当時は謝憐が人間界に落とされて、風信は頑張ってお金を稼いで、謝憐がいつの日にかまた飛昇できることを目標にしていました。でも謝憐は色々あってお酒を飲んで酔い潰れるわ、そのまま二日ぐらい行方をくらますわ、白無相に追い詰められて精神崩壊の手前までいくわで、結構大変な状態でした。

 

(風信や謝憐の両親から見ると、白無相に追い詰められているのも謝憐自身の幻覚ではないか、と思っていました。)

 

風信はこのタイミングで(水商売をしていた)蘭菖と交際していて、彼女の身受けのためのお金を謝憐に打診しているが、謝憐もお金に困っているのを見て諦めています。

 

そしてある日、謝憐が出かけたら帰ってこなくなります。(実はこの二ヶ月間、謝憐は万剣に刺されて寝込んでいたのです。)もしかしたら今だに風信と慕情は謝憐が失踪していた2ヶ月の間に万剣に刺されていたことを知らないのかもしれません笑い泣き

 

この2ヶ月の間に蘭菖はイライラする風信を見かねて自分から別れを切り出します。(そりゃあイライラするよね。仕えている殿下は失踪するし、お金には常に困ってるし、いつ帰ってくるか分からなくて先は見えないし。)実際、二ヶ月後に帰ってきた時に謝憐が(白無相から押し付けられた)この剣を売ってお金にしなさい、と風信に言うと「もう必要ないんだ」と断っています。

 

この後、汚い言葉が口から出る謝憐、お金持ちの家に盗みに入る謝憐を見て、風信は失望しすぎてそばを離れることになります。
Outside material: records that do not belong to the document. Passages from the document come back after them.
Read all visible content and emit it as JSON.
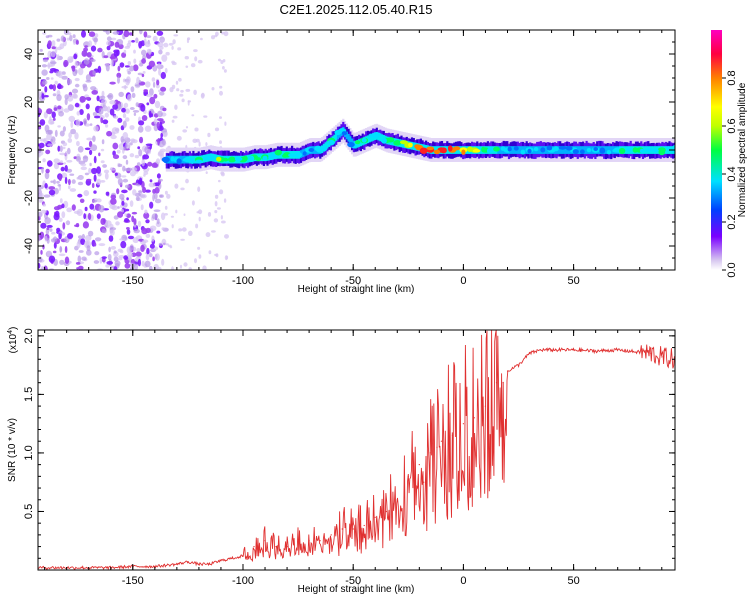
{
  "title": "C2E1.2025.112.05.40.R15",
  "chart_data": [
    {
      "type": "heatmap",
      "xlabel": "Height of straight line (km)",
      "ylabel": "Frequency (Hz)",
      "xlim": [
        -193,
        96
      ],
      "ylim": [
        -50,
        50
      ],
      "x_ticks": [
        -150,
        -100,
        -50,
        0,
        50
      ],
      "x_tick_labels": [
        "-150",
        "-100",
        "-50",
        "0",
        "50"
      ],
      "y_ticks": [
        -40,
        -20,
        0,
        20,
        40
      ],
      "y_tick_labels": [
        "-40",
        "-20",
        "0",
        "20",
        "40"
      ],
      "colorbar": {
        "label": "Normalized spectral amplitude",
        "range": [
          0,
          1
        ],
        "ticks": [
          0.0,
          0.2,
          0.4,
          0.6,
          0.8
        ],
        "tick_labels": [
          "0.0",
          "0.2",
          "0.4",
          "0.6",
          "0.8"
        ],
        "colormap": [
          "#d8c8f0",
          "#7a00ff",
          "#0040ff",
          "#00e0ff",
          "#00ff40",
          "#c0ff00",
          "#ffff00",
          "#ff8000",
          "#ff0040",
          "#ff00c0"
        ]
      },
      "noise_region_x": [
        -193,
        -135
      ],
      "trace": {
        "x": [
          -135,
          -130,
          -125,
          -120,
          -115,
          -110,
          -105,
          -100,
          -95,
          -90,
          -85,
          -80,
          -75,
          -70,
          -65,
          -60,
          -55,
          -50,
          -45,
          -40,
          -35,
          -30,
          -25,
          -20,
          -15,
          -10,
          -5,
          0,
          5,
          10,
          20,
          30,
          40,
          50,
          60,
          70,
          80,
          90,
          96
        ],
        "y": [
          -4,
          -4,
          -4,
          -4,
          -3,
          -4,
          -4,
          -4,
          -3,
          -3,
          -2,
          -2,
          -2,
          0,
          0,
          4,
          8,
          2,
          4,
          6,
          4,
          3,
          2,
          1,
          0,
          0,
          0,
          0,
          0,
          0,
          0,
          0,
          0,
          0,
          0,
          0,
          0,
          0,
          0
        ],
        "amplitude": [
          0.35,
          0.4,
          0.45,
          0.5,
          0.45,
          0.6,
          0.5,
          0.55,
          0.5,
          0.55,
          0.45,
          0.5,
          0.45,
          0.4,
          0.45,
          0.5,
          0.4,
          0.45,
          0.5,
          0.45,
          0.5,
          0.55,
          0.7,
          0.85,
          0.95,
          0.95,
          0.85,
          0.8,
          0.7,
          0.5,
          0.4,
          0.4,
          0.4,
          0.4,
          0.4,
          0.45,
          0.5,
          0.5,
          0.45
        ]
      }
    },
    {
      "type": "line",
      "xlabel": "Height of straight line (km)",
      "ylabel": "SNR (10 * v/v)",
      "multiplier_label": "(x10",
      "multiplier_exp": "4",
      "multiplier_close": ")",
      "xlim": [
        -193,
        96
      ],
      "ylim": [
        0,
        2.05
      ],
      "x_ticks": [
        -150,
        -100,
        -50,
        0,
        50
      ],
      "x_tick_labels": [
        "-150",
        "-100",
        "-50",
        "0",
        "50"
      ],
      "y_ticks": [
        0.5,
        1.0,
        1.5,
        2.0
      ],
      "y_tick_labels": [
        "0.5",
        "1.0",
        "1.5",
        "2.0"
      ],
      "series": [
        {
          "color": "#e03030",
          "x": [
            -193,
            -180,
            -170,
            -160,
            -150,
            -140,
            -130,
            -125,
            -120,
            -115,
            -110,
            -105,
            -100,
            -95,
            -90,
            -85,
            -80,
            -75,
            -70,
            -65,
            -60,
            -55,
            -50,
            -45,
            -40,
            -35,
            -30,
            -25,
            -20,
            -18,
            -15,
            -12,
            -10,
            -5,
            0,
            5,
            10,
            15,
            18,
            20,
            25,
            30,
            35,
            40,
            50,
            60,
            70,
            80,
            85,
            90,
            96
          ],
          "y": [
            0.02,
            0.02,
            0.02,
            0.02,
            0.03,
            0.03,
            0.05,
            0.07,
            0.05,
            0.05,
            0.08,
            0.1,
            0.12,
            0.2,
            0.25,
            0.2,
            0.2,
            0.25,
            0.25,
            0.25,
            0.3,
            0.35,
            0.35,
            0.38,
            0.45,
            0.5,
            0.6,
            0.8,
            0.9,
            0.75,
            1.0,
            1.05,
            1.1,
            1.15,
            1.25,
            1.3,
            1.4,
            1.6,
            1.6,
            1.7,
            1.75,
            1.85,
            1.88,
            1.88,
            1.88,
            1.87,
            1.88,
            1.86,
            1.85,
            1.82,
            1.8
          ]
        }
      ]
    }
  ]
}
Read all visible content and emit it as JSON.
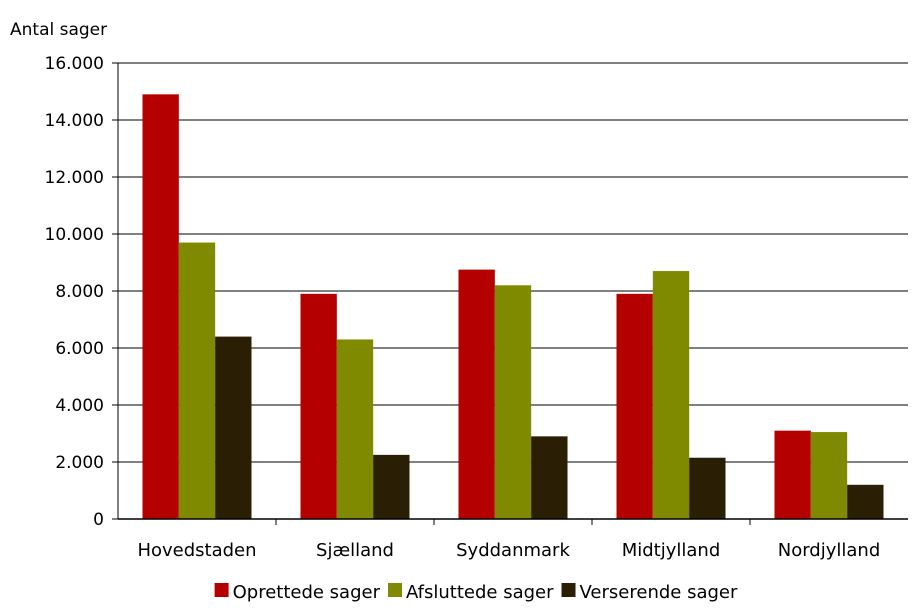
{
  "chart_data": {
    "type": "bar",
    "title": "",
    "xlabel": "",
    "ylabel": "Antal sager",
    "ylim": [
      0,
      16000
    ],
    "yticks": [
      0,
      2000,
      4000,
      6000,
      8000,
      10000,
      12000,
      14000,
      16000
    ],
    "ytick_labels": [
      "0",
      "2.000",
      "4.000",
      "6.000",
      "8.000",
      "10.000",
      "12.000",
      "14.000",
      "16.000"
    ],
    "categories": [
      "Hovedstaden",
      "Sjælland",
      "Syddanmark",
      "Midtjylland",
      "Nordjylland"
    ],
    "series": [
      {
        "name": "Oprettede sager",
        "color": "#b50000",
        "values": [
          14900,
          7900,
          8750,
          7900,
          3100
        ]
      },
      {
        "name": "Afsluttede sager",
        "color": "#7f8a00",
        "values": [
          9700,
          6300,
          8200,
          8700,
          3050
        ]
      },
      {
        "name": "Verserende sager",
        "color": "#2a1e04",
        "values": [
          6400,
          2250,
          2900,
          2150,
          1200
        ]
      }
    ],
    "grid": true,
    "legend_position": "bottom"
  }
}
風信にとって謝憐は「完璧な太子」だったので、こんな有様の謝憐を受け入れることができなかったのです。

結論

つまり、慕情が風信に言った「胎霊の母子の死はそもそもお前と殿下のせいだろ」という言葉は、謝憐が荒れていなかったら風信はそばを離れることもなかったし、そばを離れることがなかったら蘭菖と別れることもなかったし、別れなければ誰かに殺されて「胎霊」にされることもなかった、という意味になります。

 

売り文句に買い文句で出てきた言葉なので、慕情も本心はそう思っていなくて、口をついて出てきただけだと思いますが、謝憐が知るときっと自責の念にかられるので、花城は謝憐に本当のことを言えないし、謝憐が気になって何度も聞くので「福地」のことだと言ったのではないかと思います。